ChoreBucks started the way many family projects do: with a problem, a spreadsheet, and a dad who was tired of the same argument every Sunday evening.
The Sunday Night Problem
Every Sunday in our house used to follow the same script. The kids would ask for their allowance. I'd ask if they'd done their chores. They'd say yes. I'd say I didn't remember seeing the dishwasher emptied. They'd insist they did it on Tuesday. I'd have no way to verify. Frustration all around.

We tried paper chore charts on the fridge. They worked for about two weeks before becoming wallpaper everyone ignored.
So I did what any developer dad would do: I made a spreadsheet.
The Spreadsheet Era
The spreadsheet was glorious. Days of the week as rows, columns for mandatory and extra chores for each child, color coding for completion status, and a legend showing each chore's value. I was proud of it. I printed it out and stuck it on the fridge door every week, and we'd mark completions by hand with a pen.

That got forgotten too. Papers piled up, nobody remembered to mark anything, and we were back to Sunday night arguments.
My wife suggested we needed an app. I searched, but couldn't find a clear alternative. Existing apps were either just simple checklists or way too complicated. None of them supported our system: age-based allowance with chore quotas.
Building What We Needed
In 2024, I started building ChoreBucks. Not to start a company—just to solve our family's problem.
I knew exactly what I wanted: age-based allowance with chore quotas. Each child gets an amount based on their age, but only if they've completed their required chores. Simple, fair, transparent.
Parents should be able to configure the rules flexibly. Flat amount or age-based? Weekly or monthly? Which chores are mandatory? All configurable. But kids should see something simple: here are your tasks, here's what you've earned, done.
We tested it as a family for a few weeks. The kids actually used it—a minor miracle. They liked seeing their earnings add up. They liked having proof when they said they'd done something. They stopped "forgetting" tasks because the app reminded them.
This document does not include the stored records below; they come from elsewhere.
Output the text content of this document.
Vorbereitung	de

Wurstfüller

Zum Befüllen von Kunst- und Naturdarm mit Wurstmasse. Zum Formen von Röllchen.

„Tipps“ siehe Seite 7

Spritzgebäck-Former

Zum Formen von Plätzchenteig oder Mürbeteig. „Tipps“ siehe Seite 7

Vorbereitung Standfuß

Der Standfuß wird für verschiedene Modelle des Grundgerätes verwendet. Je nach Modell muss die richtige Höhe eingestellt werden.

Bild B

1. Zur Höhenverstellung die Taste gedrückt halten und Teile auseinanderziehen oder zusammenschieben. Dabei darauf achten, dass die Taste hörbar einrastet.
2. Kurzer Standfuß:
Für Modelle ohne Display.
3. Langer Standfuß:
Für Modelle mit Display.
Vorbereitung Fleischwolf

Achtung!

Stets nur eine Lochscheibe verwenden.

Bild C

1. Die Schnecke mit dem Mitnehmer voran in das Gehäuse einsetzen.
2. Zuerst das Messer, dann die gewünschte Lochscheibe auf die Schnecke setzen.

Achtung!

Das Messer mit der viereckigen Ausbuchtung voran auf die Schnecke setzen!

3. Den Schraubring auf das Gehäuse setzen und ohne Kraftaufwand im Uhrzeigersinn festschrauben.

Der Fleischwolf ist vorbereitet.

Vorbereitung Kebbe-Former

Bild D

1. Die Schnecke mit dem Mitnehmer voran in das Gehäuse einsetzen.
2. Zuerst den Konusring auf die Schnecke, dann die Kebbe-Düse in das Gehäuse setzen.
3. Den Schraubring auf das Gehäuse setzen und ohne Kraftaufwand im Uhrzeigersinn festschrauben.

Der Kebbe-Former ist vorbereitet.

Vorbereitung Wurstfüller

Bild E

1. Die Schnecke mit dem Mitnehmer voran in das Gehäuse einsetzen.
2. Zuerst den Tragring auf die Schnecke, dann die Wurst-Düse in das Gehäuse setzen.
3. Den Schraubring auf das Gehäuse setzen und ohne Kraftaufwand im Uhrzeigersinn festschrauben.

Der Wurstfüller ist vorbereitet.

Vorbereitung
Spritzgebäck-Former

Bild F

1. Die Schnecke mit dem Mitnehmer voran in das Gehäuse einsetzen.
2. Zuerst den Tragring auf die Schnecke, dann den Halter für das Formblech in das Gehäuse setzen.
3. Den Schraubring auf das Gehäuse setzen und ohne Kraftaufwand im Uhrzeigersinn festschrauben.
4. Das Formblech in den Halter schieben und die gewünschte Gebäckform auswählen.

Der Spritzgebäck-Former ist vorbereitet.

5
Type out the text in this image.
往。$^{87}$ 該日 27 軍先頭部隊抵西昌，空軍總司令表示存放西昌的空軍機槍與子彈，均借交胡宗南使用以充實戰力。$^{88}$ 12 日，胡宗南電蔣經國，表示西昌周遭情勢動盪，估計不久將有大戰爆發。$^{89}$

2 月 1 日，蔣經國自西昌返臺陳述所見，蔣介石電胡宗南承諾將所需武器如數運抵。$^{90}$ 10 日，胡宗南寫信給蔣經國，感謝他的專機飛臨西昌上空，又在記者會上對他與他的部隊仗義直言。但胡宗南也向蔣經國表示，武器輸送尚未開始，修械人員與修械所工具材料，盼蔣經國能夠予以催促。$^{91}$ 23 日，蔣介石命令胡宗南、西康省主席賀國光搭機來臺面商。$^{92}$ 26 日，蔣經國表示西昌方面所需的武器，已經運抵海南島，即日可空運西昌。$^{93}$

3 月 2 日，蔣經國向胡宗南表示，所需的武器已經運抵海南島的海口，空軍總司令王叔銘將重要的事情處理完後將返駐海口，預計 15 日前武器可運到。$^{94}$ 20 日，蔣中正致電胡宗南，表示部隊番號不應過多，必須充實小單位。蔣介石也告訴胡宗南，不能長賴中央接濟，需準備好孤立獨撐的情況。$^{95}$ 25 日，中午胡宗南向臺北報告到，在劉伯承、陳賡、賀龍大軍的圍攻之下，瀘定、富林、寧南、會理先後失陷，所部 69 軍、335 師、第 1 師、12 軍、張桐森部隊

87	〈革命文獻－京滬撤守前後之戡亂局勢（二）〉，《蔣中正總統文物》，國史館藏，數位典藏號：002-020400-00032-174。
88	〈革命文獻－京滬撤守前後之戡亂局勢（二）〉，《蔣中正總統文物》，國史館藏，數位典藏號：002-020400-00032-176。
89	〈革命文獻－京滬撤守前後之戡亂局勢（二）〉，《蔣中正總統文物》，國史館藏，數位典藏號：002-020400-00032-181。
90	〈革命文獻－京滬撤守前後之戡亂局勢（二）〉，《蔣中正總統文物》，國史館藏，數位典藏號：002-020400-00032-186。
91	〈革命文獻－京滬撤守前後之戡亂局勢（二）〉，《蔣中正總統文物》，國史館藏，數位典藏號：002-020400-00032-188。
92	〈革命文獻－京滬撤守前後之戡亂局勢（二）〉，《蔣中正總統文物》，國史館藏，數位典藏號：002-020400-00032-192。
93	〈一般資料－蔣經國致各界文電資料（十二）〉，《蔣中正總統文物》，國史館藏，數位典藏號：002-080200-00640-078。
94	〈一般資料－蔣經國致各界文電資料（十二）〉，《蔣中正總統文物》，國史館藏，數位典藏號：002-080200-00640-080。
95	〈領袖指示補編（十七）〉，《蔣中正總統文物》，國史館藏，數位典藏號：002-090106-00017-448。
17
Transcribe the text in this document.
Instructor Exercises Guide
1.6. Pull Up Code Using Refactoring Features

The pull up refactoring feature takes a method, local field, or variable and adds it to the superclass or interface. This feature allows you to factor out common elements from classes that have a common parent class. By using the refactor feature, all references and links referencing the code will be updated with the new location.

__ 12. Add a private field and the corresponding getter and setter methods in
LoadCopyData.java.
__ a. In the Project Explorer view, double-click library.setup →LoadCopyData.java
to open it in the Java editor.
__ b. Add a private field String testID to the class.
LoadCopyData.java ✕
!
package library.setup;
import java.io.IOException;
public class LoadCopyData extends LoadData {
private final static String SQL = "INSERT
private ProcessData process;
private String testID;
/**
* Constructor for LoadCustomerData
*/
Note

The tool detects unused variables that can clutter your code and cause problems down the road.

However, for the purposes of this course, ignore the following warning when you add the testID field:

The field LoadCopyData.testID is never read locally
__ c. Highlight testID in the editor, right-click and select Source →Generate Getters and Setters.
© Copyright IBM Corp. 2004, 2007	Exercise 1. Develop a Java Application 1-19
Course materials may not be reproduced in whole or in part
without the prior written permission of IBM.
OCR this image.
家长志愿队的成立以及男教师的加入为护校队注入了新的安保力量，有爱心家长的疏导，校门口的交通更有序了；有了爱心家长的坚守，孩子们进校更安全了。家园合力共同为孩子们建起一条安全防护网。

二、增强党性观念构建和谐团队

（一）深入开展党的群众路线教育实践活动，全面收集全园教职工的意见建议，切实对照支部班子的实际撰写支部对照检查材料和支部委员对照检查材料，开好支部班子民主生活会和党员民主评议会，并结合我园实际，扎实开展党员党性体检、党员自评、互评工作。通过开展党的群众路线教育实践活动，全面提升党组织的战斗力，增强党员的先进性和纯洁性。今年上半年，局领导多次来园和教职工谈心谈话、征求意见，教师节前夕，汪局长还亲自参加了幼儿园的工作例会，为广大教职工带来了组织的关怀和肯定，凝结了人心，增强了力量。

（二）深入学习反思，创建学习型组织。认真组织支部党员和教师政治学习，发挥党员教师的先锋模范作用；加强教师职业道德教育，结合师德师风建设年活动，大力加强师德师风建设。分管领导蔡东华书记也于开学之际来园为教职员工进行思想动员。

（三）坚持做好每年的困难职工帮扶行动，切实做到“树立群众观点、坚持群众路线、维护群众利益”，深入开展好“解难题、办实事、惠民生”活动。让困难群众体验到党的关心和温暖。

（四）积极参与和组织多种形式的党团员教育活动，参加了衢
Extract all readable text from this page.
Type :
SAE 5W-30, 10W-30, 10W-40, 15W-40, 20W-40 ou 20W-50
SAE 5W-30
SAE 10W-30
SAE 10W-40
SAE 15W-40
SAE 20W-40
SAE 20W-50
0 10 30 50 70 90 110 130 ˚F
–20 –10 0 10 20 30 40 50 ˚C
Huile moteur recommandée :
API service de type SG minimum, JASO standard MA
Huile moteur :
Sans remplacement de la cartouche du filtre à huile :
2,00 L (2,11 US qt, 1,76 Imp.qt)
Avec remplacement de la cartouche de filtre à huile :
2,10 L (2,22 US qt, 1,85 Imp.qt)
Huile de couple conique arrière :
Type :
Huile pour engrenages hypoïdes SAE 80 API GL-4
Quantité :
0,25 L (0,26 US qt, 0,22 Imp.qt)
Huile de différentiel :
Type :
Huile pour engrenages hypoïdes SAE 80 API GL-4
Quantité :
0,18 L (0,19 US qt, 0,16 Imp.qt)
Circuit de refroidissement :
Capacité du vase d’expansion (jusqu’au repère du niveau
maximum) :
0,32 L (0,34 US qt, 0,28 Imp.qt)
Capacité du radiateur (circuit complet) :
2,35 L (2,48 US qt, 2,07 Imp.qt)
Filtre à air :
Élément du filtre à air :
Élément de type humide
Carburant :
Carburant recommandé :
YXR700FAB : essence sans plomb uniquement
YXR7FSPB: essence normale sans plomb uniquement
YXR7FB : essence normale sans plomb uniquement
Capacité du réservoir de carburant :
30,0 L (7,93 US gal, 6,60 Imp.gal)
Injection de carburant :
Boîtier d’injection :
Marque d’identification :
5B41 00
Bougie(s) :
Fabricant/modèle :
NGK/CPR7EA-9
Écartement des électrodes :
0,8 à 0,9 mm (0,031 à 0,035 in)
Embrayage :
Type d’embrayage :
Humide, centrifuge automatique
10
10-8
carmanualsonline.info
My wife liked not being the bad guy. The app tracked everything. No more arguments about who did what when.
Launch
I showed the app to a few friends with kids. The feedback was positive. In December 2025, we launched on the App Store and Google Play.
Now we're waiting to see if other families find the same solution that worked for us.
What We Believe
Building ChoreBucks taught me something: the best family apps come from actual families. Not from focus groups or market research, but from real problems that real parents face every day.
We also made some deliberate choices that go against typical app design:
- No leaderboards between siblings. Kids compete against their own goals, not each other.
- No daily streaks that create guilt. Life happens. Miss a day, no problem. The app doesn't punish real life.
- One price for the whole family. Not per-child pricing. That felt wrong.
- Your data stays yours. No tracking, no selling, no ads. Just a family tool.
What's Next
I still work on ChoreBucks every day. New features come from user feedback—many from my own kids, who are delighted to point out everything I should improve. The virtual pet system? My daughter's idea. The savings goals with visual progress? My son wanted to save for a new game and needed to "see" how close he was.
ChoreBucks is a family project. Hopefully it helps your family too.